Search form

menu menu

pension regulations

Question

Can anyone translate the following into common language?
"For the pensions of salaried persons, the legislation provides a minimal pension entitlement per career year, as long as the retired person has a career of at least 15 years in 1/3 time employment and every year of employment equals at least a third of a full-time position."

becasse

Look at each calendar year of your working career separately.

Each year in which your employment equated to around ⅓ of a full time job (i.e. you worked approximately 700 hours or more = full-time for 4 months or more, or at least 2 days a week for a whole year) counts as a qualifying year, if you worked less than this it doesn't count as a qualifying year.

If you have worked at least 15 qualifying years then you are entitled to a minimum pension based on the total number of qualifying years you have worked, but if you have worked less than 15 qualifying years then you are not entitled to a salaried person's pension.

Jun 5, 2015 15:12
Mimi

Thanks BECASSE.
So a person who worked for 15 years for 1/3 of each year (total equivalent of 5 full years) qualifies. But a person who worked 14 full years does not.
Is that correct? It certainly does not sound fair.

Jun 5, 2015 15:22
becasse

As I read the English version of the regulations as restated by you, that is correct.

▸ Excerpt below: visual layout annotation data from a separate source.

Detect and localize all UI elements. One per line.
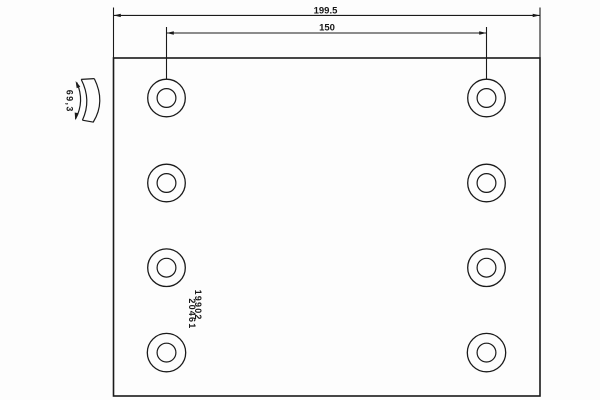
svg-text:20461: 20461: [187, 298, 197, 329]
svg-text:199.5: 199.5: [314, 6, 338, 17]
svg-text:150: 150: [319, 22, 335, 33]
svg-text:69,3: 69,3: [64, 90, 74, 113]
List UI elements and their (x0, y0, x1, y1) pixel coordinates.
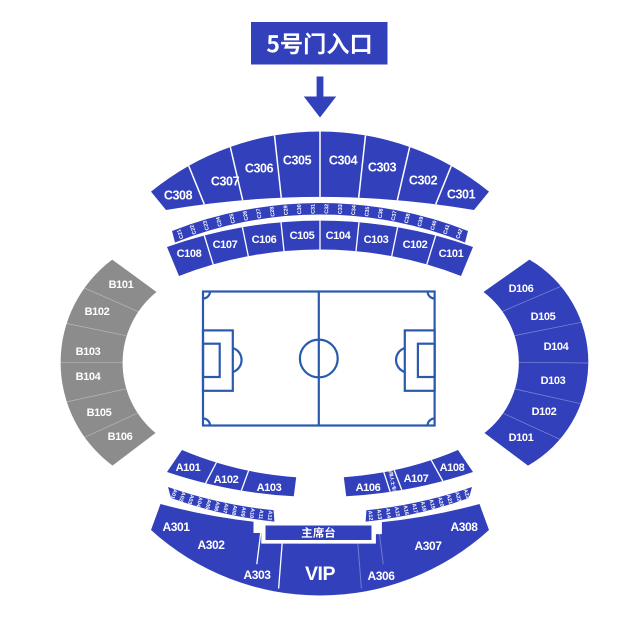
svg-text:A103: A103 (257, 482, 282, 494)
svg-text:C308: C308 (164, 188, 193, 202)
svg-text:C31: C31 (311, 204, 317, 214)
svg-text:C103: C103 (364, 234, 389, 246)
svg-text:A101: A101 (176, 462, 201, 474)
svg-text:C34: C34 (351, 205, 358, 215)
svg-text:D104: D104 (544, 341, 570, 353)
svg-text:C306: C306 (245, 161, 274, 175)
svg-text:C302: C302 (409, 173, 438, 187)
svg-text:C33: C33 (338, 204, 344, 214)
svg-text:A13: A13 (375, 509, 382, 520)
svg-text:B104: B104 (76, 371, 102, 383)
svg-text:B105: B105 (87, 407, 112, 419)
svg-text:D103: D103 (541, 375, 566, 387)
svg-text:D101: D101 (509, 432, 534, 444)
svg-text:C104: C104 (326, 230, 352, 242)
svg-text:C28: C28 (269, 206, 276, 217)
svg-text:A107: A107 (404, 473, 429, 485)
svg-text:D105: D105 (531, 311, 556, 323)
svg-text:C303: C303 (368, 160, 397, 174)
svg-text:A108: A108 (440, 462, 465, 474)
svg-text:C101: C101 (439, 248, 464, 260)
svg-text:C107: C107 (213, 239, 238, 251)
svg-text:A11: A11 (257, 509, 264, 519)
svg-text:C35: C35 (364, 206, 371, 217)
svg-text:A308: A308 (450, 520, 478, 534)
svg-text:C305: C305 (283, 153, 312, 167)
svg-text:B106: B106 (108, 431, 133, 443)
svg-text:C102: C102 (403, 239, 428, 251)
svg-text:C30: C30 (297, 204, 303, 214)
svg-text:VIP: VIP (305, 563, 335, 585)
svg-text:C105: C105 (290, 230, 315, 242)
svg-text:C32: C32 (324, 204, 330, 214)
svg-text:B101: B101 (109, 279, 134, 291)
svg-text:A106: A106 (356, 482, 381, 494)
svg-text:C304: C304 (329, 153, 358, 167)
svg-text:C29: C29 (283, 205, 290, 215)
svg-text:A102: A102 (214, 474, 239, 486)
svg-text:C108: C108 (177, 248, 202, 260)
svg-text:C307: C307 (211, 174, 240, 188)
svg-text:C106: C106 (252, 234, 277, 246)
svg-text:A307: A307 (414, 539, 442, 553)
svg-text:D102: D102 (532, 406, 557, 418)
svg-text:D106: D106 (509, 283, 534, 295)
svg-text:A306: A306 (367, 569, 395, 583)
svg-text:B103: B103 (76, 346, 101, 358)
svg-text:A303: A303 (243, 568, 271, 582)
svg-text:A12: A12 (366, 510, 373, 520)
svg-text:C301: C301 (447, 187, 476, 201)
svg-text:A12: A12 (266, 510, 273, 520)
svg-text:B102: B102 (85, 306, 110, 318)
svg-text:A301: A301 (162, 520, 190, 534)
svg-text:A302: A302 (197, 538, 225, 552)
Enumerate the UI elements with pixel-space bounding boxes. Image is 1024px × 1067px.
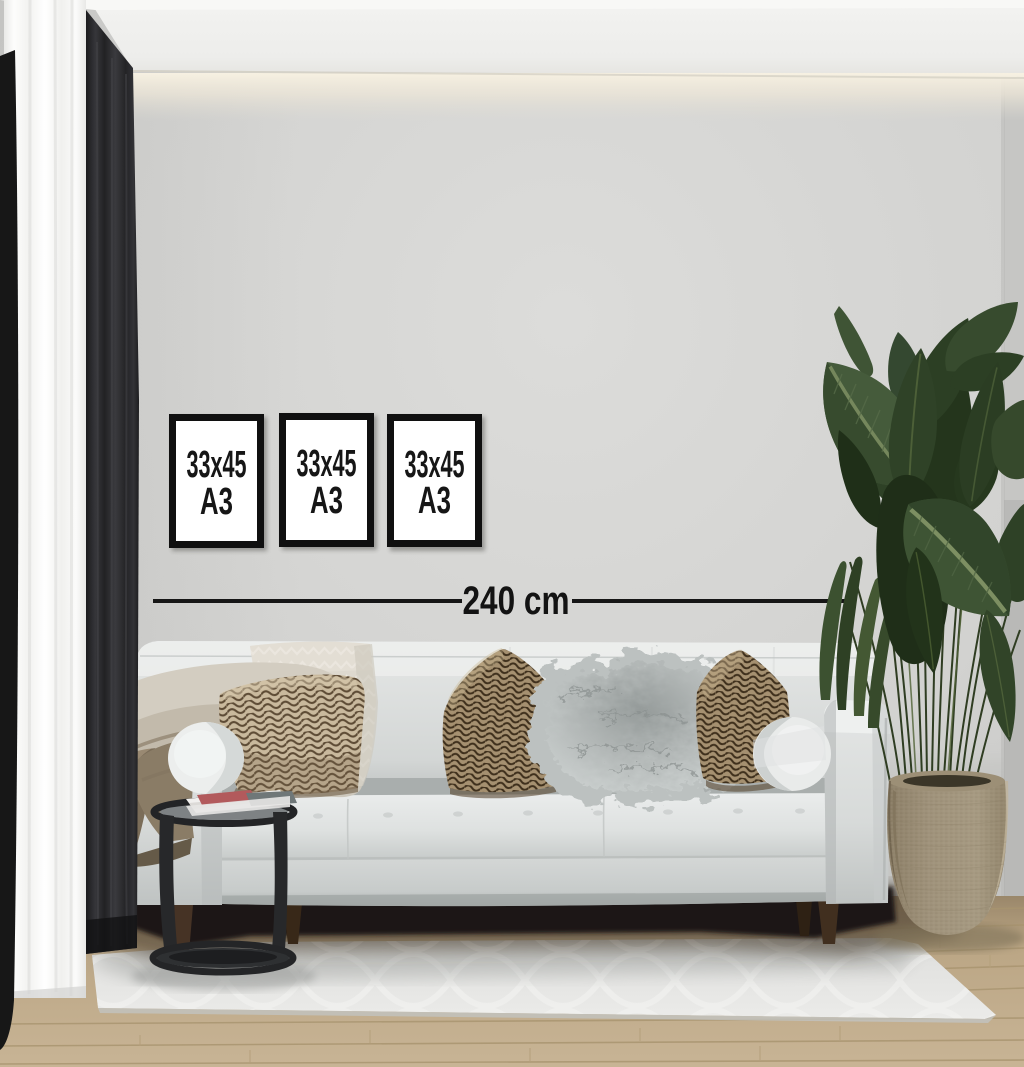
svg-text:A3: A3 [200,481,233,523]
svg-text:33x45: 33x45 [187,444,247,486]
svg-text:33x45: 33x45 [297,443,357,485]
svg-text:240 cm: 240 cm [463,579,570,623]
svg-text:A3: A3 [310,480,343,522]
svg-text:A3: A3 [418,480,451,522]
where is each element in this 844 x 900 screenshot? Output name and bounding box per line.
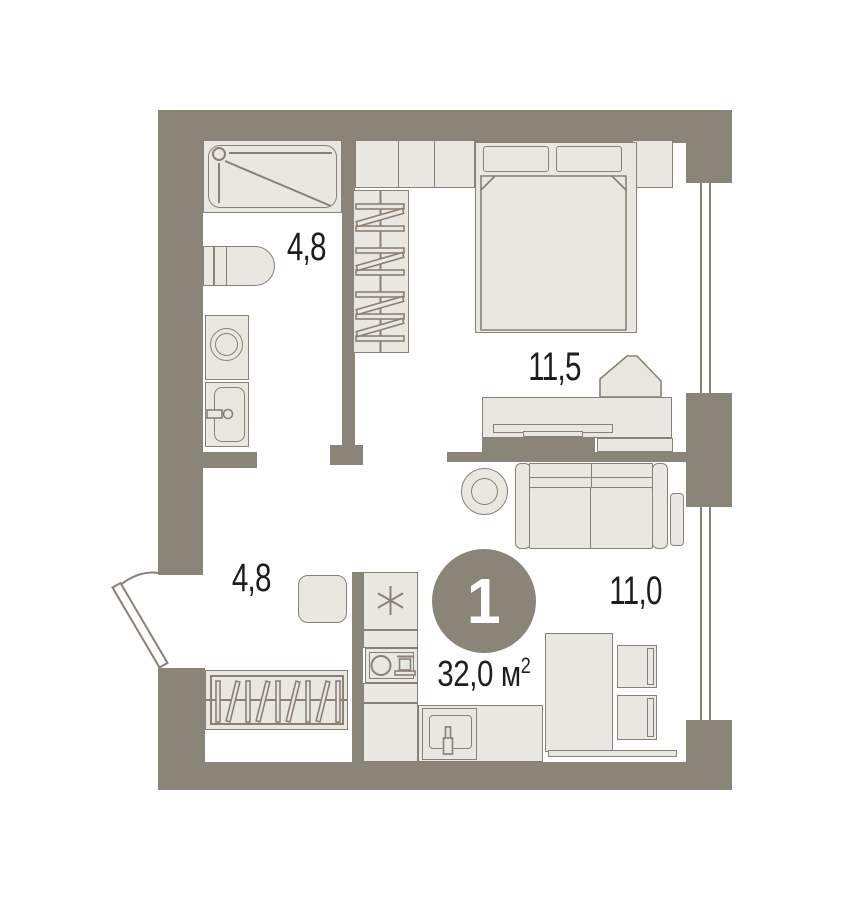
room-label-hall: 4,8 [211, 558, 291, 598]
unit-number: 1 [467, 564, 501, 638]
pillow-left [483, 146, 549, 172]
coat-rack [205, 670, 348, 730]
wall-bottom-right-pier [686, 720, 732, 790]
stove-inner [369, 652, 414, 679]
kitchen-counter-seg3 [363, 703, 418, 762]
wall-top-right-pier [686, 110, 732, 183]
washing-machine [205, 315, 249, 380]
wall-bottom [158, 762, 732, 790]
floor-plan: 4,8 11,5 4,8 11,0 1 32,0 м2 [0, 0, 844, 900]
cabinet-right-of-bed [632, 140, 673, 188]
chair-backrest [647, 648, 654, 685]
sofa-back [529, 463, 653, 489]
shelf-right [597, 438, 673, 452]
window-living [700, 507, 711, 720]
chair-backrest [647, 698, 654, 737]
toilet-tank [203, 246, 228, 286]
fridge [363, 572, 418, 630]
wall-partition-thick [482, 438, 595, 452]
wall-top [158, 110, 732, 143]
kitchen-sink-basin [429, 715, 472, 749]
pillow-right [556, 146, 622, 172]
sofa-back-divider [591, 464, 592, 488]
cabinet-row [355, 140, 475, 188]
total-area-unit: м [501, 653, 521, 694]
kitchen-counter-seg2 [363, 683, 418, 703]
wall-bathroom-stub [196, 452, 257, 468]
sofa-seat-left [529, 487, 592, 549]
bathroom-sink-basin [214, 387, 245, 442]
cabinet-divider [398, 141, 399, 187]
armchair [600, 356, 661, 397]
room-label-bedroom: 11,5 [514, 347, 594, 387]
stove [365, 648, 418, 683]
side-table [670, 493, 684, 546]
room-label-living: 11,0 [595, 571, 675, 611]
shower-tray-inner [208, 145, 337, 208]
cabinet-divider [434, 141, 435, 187]
room-label-bathroom: 4,8 [266, 227, 346, 267]
wall-left [158, 110, 203, 575]
tv-base [523, 431, 583, 437]
washing-machine-drum [215, 333, 238, 356]
chair-bottom [617, 695, 657, 740]
total-area-sup: 2 [521, 653, 531, 678]
table-ledge [548, 750, 677, 757]
stool [298, 575, 347, 623]
unit-number-badge: 1 [432, 549, 536, 653]
total-area: 32,0 м2 [414, 656, 554, 692]
wall-partition-thin [447, 452, 687, 462]
total-area-value: 32,0 [437, 653, 493, 694]
sofa-arm-right [652, 463, 668, 549]
dining-table [545, 633, 613, 752]
round-rug-inner [471, 478, 498, 505]
wall-bathroom-right-foot [330, 445, 363, 465]
sofa-seat-right [590, 487, 653, 549]
shower-tray [203, 140, 342, 213]
wall-mid-right-pier [686, 393, 732, 507]
entrance-door-icon [113, 573, 168, 668]
wardrobe-hanging [353, 190, 409, 353]
kitchen-counter-seg1 [363, 630, 418, 648]
wall-kitchen-strip [352, 572, 363, 762]
window-bedroom [700, 183, 711, 393]
bathroom-sink [205, 382, 249, 447]
chair-top [617, 645, 657, 688]
kitchen-sink [422, 708, 477, 760]
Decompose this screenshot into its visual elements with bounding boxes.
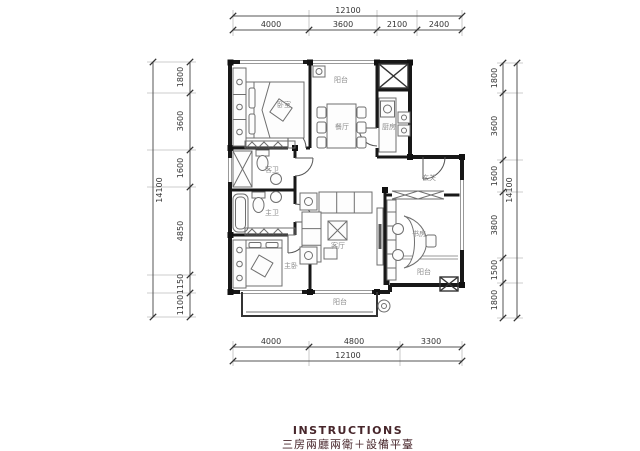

To be absolutely certain one would have to read the French, Dutch or German versions as only those will be definitive statements of the situation in Belgian law.

Although the 14 full-time/15 part-time situation that you quote doesn't sound quite fair, remember that the actual pension will take into account the lower part-time earnings, and it isn't at all unusual for state-regulated pensions to be dependent on having worked a minimum number of years before ANY payment is made.